Pengalaman masa lalu yang begitu otentik, disajikan pada masa kini. Seperti sebuah museum kebudayaan Bali yang hidup, yang bernama Desa Penglipuran.
Sesaat begitu melangkah ke dalam kompleks desa yang berada pada ketinggian 700 meter di atas permukaan laut, kita akan disambut dengan hawa sejuk menyegarkan khas dataran tinggi berpadu dengan hijau dedaunan berhias warna-warni beraneka bunga di sepanjang jalan desa mengundang setiap pengunjung untuk masuk lebih dalam menikmati jengkal demi jengkal desa berpenduduk 985 jiwa itu.
Kita akan menyaksikan deretan rumah adat khas Bali yang unik dengan penatan tata ruang yang seragam. Di sepanjang jalan koridor desa yang membujur dari utara ke selatan hanya digunakan untuk pejalan kaki, tidak ada kendaraan bermotor yang diperkenankan beroperasi di dalam desa ini.
Sisi kanan kiri jalan koridor menuju ke atas terdapat deretan rumah-rumah dengan bentuk bangunan dan bahan yang dipakai sama antara yang satu dengan yang lain.
Seluruh bangunan rumah menghadap ke arah timur. Akses utama menuju pekarangan setiap rumah berupa pintu gerbang kecil beratap susunan bambu. Gerbang hanya bisa dilalui satu orang, disebut "angkul-angkul".

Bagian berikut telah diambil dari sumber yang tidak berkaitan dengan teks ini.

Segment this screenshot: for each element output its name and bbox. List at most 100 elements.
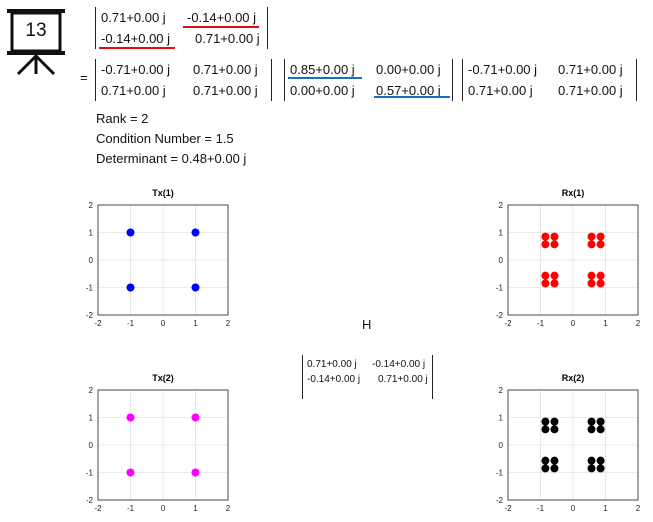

Semua rumah dengan seragam dilengkapi dengan atribut struktur desa seperti: tembok penyengker, angkul-angkul, dan telajakan yang seragam, serta atap dari bambu yang dibelah untuk seluruh bangunan desa. Kondisi seperti ini, mengikuti konsep tata ruang klasik Bali, Tri Hita Karana yaitu seperti tubuh manusia yang memiliki kepala, badan dan kaki.